The Mobile Bay shoreline just inside Mobile Point, close to Fort
Morgan, is known as Navy Cove. This was the site of Native
American villages for over two thousand years. The name
came after the British Navy anchored here when Fort Bowyer
(now Fort Morgan) fell in 1815. This was the site of boat docks,
wharfs, and warehouses before and after the Civil War.
Federal General E.R.S. Canby landed the 16th U. S. Army
Corps here to lay siege to Fort Morgan on August 9, 1864.
After the Battle of Mobile Bay and the fort was taken by Federal
Troops on August 23, 1864, the Union soldiers moved northward
to camp at Fish River before marching on to capture Mobile.

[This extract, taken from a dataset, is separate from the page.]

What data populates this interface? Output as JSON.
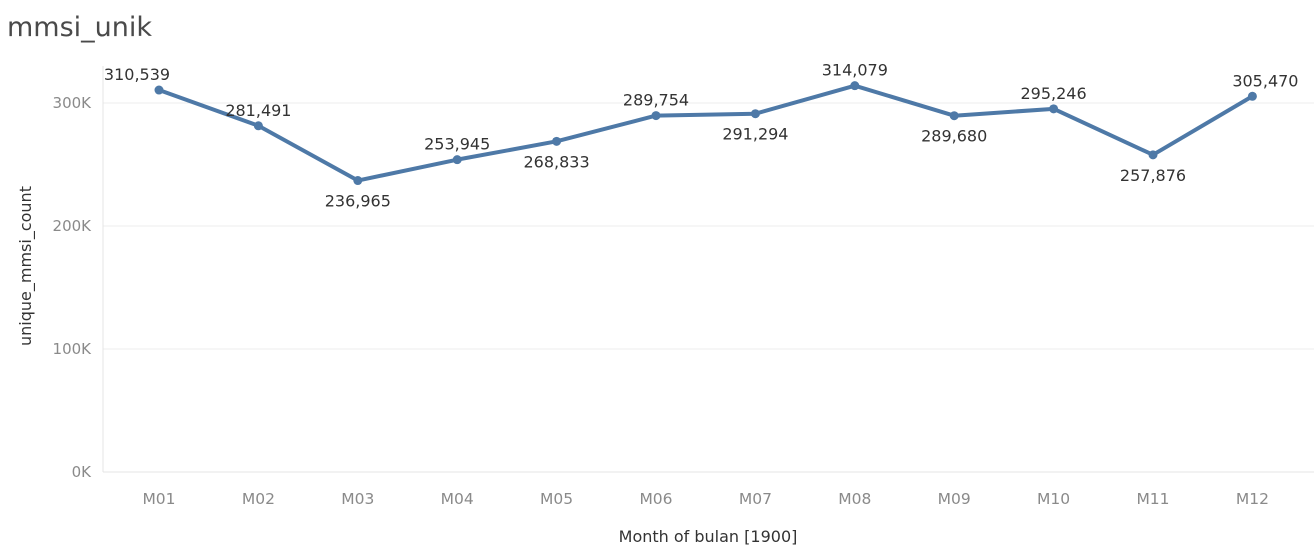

On the western shore of Andrews Bay (north of here),
bar pilots established a community in the 1830s known
as 'Pilot Town'. The pilots monitored the mouth of Mobile
Bay while working on a large sand dune they named
'Workbench Hill'. They would rush out to sell their
services to arriving ships Fort Morgan officers housed
their families in the settlement and large socials were
held, often entertaining international guests. The town
grew into a Utopian community with a short railroad to
Fort Morgan, a cemetery, and many homes but no
property lines. The
September 24, 1906 hurricane swept
the community and all their homes into Mobile Bay and
the town vanished. The only survivors were tied to oak
trees on top of Workbench Hill. Property lines had not
been established so homes were never rebuilt. In the 1960s, most of the cemetery stones were removed and subsequently lost when a boat launch was built here.